Hommage à Sotigui Kouyaté le 20 janvier 2012 au théâtre du Garde-Chasse - Les Lilas









De Londres, nous nous sommes rendus à la Mairie des Lilas, dans la banlieue parisienne, en France. Esther Kouyaté, la veuve de Sotigui, met en scène un hommage au griot et a l’artiste de spectacle devenu universel.
C’est le 20 Janvier en cette année 2012 que beaucoup présument fatidique. Le Théâtre du Garde Chasse
est presqu’à son comble, avec un public français de tous les âges. Dans la salle, quelques rares présences
africaines. Certains, comme nous, ont préalablement visité la salle d’exposition où des photos, des documents, des costumes, des masques et d’autres objets ayant appartenu à l’artiste, lèvent un peu plus le voile sur cet illustre ‘refugié’ qui a fait honneur à son pays d’accueil. Ce soir, les habitants des Lilas sont venus lui exprimer leur appréciation posthume.
Refugié ou ambassadeur ? La qualité des personnalités qui ont pris place sur la scène pour dire leur respect
profond pour Sotigui Kouyaté révèle un personnage hors du commun. Le griot venu de l’Afrique profonde
a effectivement transplanté une tranche de sa vérité africaine en terre européenne ; l’artiste intègre et
généreux est venu enrichir de son vécu et de sa personne l’art du théâtre et du cinéma contemporains. Il
ne fait aucun doute, selon les témoignages de ce soir d’hiver, que Sotigui a gracié de sa présence un monde
qui ne l’attendait pas. Je retiendrai un verbe employé pour signaler une rare qualité de l’acteur Kouyaté :
bonifier. ‘Merci, Sotigui, de m’avoir bonifié!’ Qui était donc ce personnage qui a la capacité de bonifier ceux
qu’il côtoyait de son vivant ?
Un humain attentif, glorieusement imparfait mais d’une exceptionnelle intégrité dans un monde tiraillé et
confus. Pour avoir partagé les planches avec Sotigui lorsque j’étais acteur, je suis en mesure de confirmer que le terme n’est pas exagéré. Sur les murs de la ville, l’affiche le qualifie déjà de ‘maitre de la parole’ et le hisse au statut de ‘citoyen du monde’. Et le spectacle emploie le théâtre, la danse, la musique, le dessin et la poésie pour illustrer un hommage à la dimension de l’homme disparu : simple dans la forme, riche de profondeur et transparent dans son message. Sotigui Kouyaté a donné un sens neuf au terme ‘authenticité’. Un homme pluriel enjambant frontières, tradition et cultures, Sotigui Kouyaté a réussi à imposer une esthétique différente, à proposer une harmonie possible. Sur scène et dans la vie.

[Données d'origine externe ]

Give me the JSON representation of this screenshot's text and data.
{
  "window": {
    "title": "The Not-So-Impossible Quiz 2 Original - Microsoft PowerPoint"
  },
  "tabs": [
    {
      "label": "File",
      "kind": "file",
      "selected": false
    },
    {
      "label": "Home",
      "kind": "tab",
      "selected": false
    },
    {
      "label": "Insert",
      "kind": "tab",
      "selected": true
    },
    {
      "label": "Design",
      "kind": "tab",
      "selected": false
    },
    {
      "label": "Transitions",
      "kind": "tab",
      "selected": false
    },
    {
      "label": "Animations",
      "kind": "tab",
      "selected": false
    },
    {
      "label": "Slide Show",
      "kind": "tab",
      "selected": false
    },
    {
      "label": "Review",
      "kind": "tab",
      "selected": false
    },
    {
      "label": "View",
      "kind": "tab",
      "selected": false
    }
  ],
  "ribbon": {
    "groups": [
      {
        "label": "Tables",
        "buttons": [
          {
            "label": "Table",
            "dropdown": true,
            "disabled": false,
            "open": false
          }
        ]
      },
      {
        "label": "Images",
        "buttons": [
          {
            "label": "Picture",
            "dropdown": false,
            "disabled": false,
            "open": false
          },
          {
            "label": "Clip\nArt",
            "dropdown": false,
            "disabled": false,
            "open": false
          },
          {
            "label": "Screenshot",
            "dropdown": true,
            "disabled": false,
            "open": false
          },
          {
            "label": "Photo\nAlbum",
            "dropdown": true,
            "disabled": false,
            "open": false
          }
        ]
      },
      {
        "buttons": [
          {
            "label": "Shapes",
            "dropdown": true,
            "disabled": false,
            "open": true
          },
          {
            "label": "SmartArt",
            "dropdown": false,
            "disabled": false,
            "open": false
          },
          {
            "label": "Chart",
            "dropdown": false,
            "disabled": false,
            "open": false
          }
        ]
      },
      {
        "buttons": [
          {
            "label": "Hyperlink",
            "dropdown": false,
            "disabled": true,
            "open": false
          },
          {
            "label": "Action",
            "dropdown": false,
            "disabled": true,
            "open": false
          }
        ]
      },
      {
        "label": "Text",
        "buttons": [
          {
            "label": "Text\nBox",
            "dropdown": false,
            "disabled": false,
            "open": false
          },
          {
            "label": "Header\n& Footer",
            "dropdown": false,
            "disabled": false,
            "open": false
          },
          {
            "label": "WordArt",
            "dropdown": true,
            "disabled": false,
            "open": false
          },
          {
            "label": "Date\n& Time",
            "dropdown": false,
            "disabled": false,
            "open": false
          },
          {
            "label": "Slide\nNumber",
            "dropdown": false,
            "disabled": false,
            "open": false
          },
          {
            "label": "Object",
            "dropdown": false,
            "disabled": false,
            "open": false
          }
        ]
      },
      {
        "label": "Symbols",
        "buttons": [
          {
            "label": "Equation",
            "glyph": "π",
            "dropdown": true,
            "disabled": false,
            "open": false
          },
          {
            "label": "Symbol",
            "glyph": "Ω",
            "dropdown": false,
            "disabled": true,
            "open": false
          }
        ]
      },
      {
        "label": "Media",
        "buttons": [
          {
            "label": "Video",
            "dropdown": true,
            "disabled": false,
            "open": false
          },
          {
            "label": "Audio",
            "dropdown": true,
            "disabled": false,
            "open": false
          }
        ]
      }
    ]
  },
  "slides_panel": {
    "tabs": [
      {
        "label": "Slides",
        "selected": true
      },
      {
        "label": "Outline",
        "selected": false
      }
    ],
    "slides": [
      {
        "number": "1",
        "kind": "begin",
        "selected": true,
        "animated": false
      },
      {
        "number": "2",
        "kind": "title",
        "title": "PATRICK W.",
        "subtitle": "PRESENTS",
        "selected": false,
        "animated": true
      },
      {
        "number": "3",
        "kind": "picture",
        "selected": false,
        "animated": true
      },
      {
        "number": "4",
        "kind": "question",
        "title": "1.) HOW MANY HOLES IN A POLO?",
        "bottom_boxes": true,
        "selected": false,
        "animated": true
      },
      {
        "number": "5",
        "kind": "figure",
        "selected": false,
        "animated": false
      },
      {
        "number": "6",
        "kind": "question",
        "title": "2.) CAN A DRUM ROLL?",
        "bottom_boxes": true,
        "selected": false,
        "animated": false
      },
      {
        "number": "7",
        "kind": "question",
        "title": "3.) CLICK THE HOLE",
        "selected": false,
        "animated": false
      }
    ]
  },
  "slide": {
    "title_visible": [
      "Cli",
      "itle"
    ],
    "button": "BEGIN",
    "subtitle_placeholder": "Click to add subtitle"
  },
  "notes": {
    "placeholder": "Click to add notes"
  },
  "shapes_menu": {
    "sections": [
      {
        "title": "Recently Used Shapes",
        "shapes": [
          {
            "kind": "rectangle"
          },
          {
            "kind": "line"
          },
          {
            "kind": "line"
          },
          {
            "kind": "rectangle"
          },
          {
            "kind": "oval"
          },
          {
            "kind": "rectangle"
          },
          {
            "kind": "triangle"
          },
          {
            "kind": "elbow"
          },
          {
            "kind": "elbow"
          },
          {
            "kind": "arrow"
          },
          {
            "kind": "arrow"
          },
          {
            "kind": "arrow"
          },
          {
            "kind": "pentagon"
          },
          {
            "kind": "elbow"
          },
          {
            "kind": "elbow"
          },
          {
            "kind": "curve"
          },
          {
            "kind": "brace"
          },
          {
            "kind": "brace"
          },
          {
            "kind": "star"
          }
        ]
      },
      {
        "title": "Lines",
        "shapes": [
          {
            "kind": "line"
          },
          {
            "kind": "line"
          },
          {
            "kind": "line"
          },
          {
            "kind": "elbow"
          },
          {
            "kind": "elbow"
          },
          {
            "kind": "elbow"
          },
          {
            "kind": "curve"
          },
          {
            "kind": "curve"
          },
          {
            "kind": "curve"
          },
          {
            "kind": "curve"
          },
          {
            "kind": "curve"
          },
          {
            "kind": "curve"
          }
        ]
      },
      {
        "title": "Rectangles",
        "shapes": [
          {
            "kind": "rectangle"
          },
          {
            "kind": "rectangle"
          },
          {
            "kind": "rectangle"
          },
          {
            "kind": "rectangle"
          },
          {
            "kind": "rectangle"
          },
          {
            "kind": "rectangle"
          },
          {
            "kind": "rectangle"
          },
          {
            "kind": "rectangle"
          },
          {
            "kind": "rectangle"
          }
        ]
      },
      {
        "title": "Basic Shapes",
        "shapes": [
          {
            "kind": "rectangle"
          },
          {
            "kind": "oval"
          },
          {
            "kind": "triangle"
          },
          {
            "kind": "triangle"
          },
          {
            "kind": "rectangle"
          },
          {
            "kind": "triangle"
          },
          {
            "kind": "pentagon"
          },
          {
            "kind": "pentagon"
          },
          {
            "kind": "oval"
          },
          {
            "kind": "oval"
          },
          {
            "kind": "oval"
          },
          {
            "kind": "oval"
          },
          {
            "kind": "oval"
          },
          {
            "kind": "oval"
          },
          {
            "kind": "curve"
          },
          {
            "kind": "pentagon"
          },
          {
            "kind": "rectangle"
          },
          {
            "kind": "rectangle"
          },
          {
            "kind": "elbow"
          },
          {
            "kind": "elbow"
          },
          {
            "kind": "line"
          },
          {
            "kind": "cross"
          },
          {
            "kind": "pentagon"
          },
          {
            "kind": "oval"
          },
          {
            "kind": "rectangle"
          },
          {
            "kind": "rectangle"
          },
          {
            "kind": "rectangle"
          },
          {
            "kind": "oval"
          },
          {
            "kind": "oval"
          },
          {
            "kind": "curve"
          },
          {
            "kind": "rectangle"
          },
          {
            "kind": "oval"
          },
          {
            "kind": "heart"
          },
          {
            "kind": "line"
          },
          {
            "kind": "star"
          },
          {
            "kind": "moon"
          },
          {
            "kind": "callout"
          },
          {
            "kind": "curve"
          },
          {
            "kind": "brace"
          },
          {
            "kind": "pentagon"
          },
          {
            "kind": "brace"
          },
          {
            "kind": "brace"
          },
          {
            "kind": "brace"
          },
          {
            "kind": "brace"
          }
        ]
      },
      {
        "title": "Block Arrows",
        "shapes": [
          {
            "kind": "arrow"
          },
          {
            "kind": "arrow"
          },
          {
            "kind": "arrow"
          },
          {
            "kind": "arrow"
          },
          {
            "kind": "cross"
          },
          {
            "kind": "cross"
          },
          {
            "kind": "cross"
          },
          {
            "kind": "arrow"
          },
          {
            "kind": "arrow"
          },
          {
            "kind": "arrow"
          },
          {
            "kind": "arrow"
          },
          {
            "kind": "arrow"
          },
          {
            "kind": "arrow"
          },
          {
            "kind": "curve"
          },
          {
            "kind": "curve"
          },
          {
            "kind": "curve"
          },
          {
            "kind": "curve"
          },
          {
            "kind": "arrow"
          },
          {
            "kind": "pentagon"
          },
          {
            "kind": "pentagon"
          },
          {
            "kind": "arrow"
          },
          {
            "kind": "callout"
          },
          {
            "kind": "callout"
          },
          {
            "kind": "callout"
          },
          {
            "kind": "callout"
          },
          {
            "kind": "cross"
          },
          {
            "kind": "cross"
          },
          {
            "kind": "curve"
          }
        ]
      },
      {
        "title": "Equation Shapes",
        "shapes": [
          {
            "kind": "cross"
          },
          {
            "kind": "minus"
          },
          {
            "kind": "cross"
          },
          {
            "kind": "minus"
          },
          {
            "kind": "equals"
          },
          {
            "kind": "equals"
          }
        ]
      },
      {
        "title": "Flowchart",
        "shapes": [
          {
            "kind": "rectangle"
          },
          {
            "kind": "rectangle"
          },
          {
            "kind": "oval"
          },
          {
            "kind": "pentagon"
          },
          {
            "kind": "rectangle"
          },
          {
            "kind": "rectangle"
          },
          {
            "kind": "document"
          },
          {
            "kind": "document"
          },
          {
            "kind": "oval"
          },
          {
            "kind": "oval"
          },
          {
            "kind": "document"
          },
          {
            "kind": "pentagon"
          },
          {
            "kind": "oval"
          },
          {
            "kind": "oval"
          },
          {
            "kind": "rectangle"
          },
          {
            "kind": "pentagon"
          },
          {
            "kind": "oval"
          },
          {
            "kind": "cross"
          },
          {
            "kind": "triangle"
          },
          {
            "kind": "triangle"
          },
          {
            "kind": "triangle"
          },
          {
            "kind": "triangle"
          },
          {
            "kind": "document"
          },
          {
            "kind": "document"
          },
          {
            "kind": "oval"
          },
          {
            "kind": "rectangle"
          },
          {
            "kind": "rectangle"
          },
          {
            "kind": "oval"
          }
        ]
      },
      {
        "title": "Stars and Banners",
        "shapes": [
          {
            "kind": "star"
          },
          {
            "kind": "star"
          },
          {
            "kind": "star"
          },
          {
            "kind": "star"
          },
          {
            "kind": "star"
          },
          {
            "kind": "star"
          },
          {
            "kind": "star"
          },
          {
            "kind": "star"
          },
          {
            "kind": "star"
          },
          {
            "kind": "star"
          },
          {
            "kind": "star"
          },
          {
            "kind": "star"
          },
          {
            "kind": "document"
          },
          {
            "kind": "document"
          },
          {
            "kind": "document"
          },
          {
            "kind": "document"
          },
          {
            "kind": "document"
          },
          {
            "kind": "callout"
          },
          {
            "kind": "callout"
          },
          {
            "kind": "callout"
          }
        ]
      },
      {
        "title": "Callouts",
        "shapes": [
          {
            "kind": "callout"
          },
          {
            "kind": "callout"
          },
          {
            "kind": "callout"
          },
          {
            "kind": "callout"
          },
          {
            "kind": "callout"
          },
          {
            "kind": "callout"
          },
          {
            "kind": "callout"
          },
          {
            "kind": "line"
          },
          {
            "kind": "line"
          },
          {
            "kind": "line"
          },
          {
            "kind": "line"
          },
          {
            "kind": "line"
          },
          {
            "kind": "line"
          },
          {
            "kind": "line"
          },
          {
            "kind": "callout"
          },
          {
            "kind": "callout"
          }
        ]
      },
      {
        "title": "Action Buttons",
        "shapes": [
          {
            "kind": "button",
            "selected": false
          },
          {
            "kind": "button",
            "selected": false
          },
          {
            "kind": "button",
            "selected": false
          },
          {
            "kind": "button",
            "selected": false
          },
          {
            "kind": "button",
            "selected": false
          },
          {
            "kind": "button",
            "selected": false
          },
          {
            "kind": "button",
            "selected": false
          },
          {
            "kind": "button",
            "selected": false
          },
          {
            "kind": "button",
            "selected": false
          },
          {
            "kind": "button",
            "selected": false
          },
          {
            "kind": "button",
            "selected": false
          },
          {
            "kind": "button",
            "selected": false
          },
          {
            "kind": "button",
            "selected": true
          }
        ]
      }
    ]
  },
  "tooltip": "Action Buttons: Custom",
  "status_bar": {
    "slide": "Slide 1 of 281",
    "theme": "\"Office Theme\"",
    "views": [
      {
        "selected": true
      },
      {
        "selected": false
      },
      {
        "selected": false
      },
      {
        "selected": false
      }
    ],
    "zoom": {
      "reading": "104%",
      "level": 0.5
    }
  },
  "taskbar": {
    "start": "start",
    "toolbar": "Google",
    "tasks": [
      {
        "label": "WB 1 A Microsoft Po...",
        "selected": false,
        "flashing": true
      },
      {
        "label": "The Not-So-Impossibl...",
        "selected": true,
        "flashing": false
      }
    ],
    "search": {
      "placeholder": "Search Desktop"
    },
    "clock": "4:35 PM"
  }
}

Les musiciens, les chanteurs, les acteurs et les témoins parviennent à accorder leurs voix pour interpréter cette difficile harmonie. Dans ce sens, le metteur en scène a réussi. Et la ville des Lilas se joint spontanément à cet élan qui se dégage de la scène. Un élan qu’on voudrait qualifier de vital, de peur que la réalité ne rejette de rares qualités humaines dans la poubelle de l’utopie.
Le temps d’un chant traditionnel, Kandia Kouyaté réconcilie l’homme disparu avec ses sources lointaines et
l’espace présent, au-delà de la vie et de la mort. Tom Diakité hausse le débat artistique à un autre niveau
d’interprétation vocale et musicale. La rencontre entre la voix du chanteur et le crayon de l’artiste Xavier
Devaud esquissant un profil-minute du disparu reste un des moments forts. Pour moi, c’est le témoignage
venu de la Grèce qui place à la fois l’homme et la soirée dans leur juste perspective: Sotigui a enseigné
aux acteurs grecs sa perception d’une seule longue marche continue dans l’aventure humaine. Dans cette
perspective, la Grèce antique reste la mère de l’Europe du 21eme siècle, tandis que la grand’mère Afrique,
encore incomprise, veille avec mélancolie sur le sort de ses enfants et de ses petits-enfants. L’Asie n’est
pas oubliée, comme le souligne le français Jean-Claude Carrière, l’Africain Kouyaté ayant apporté une telle
dimension à la pièce Mahabharata, mise en scène par l’anglais Peter Brook.
En ces temps d’extrême complexité, il est encore possible de faire entendre un cœur simple battant dans
la poitrine d’un homme tranquille, capable de rassurer par la douceur un monde essoufflé par ses vaines
prouesses. Merci encore, Sotigui, de nous avoir bonifiés.
Daniel Labonne. Auteur et dramaturge. Londres. 24 Janvier 2012.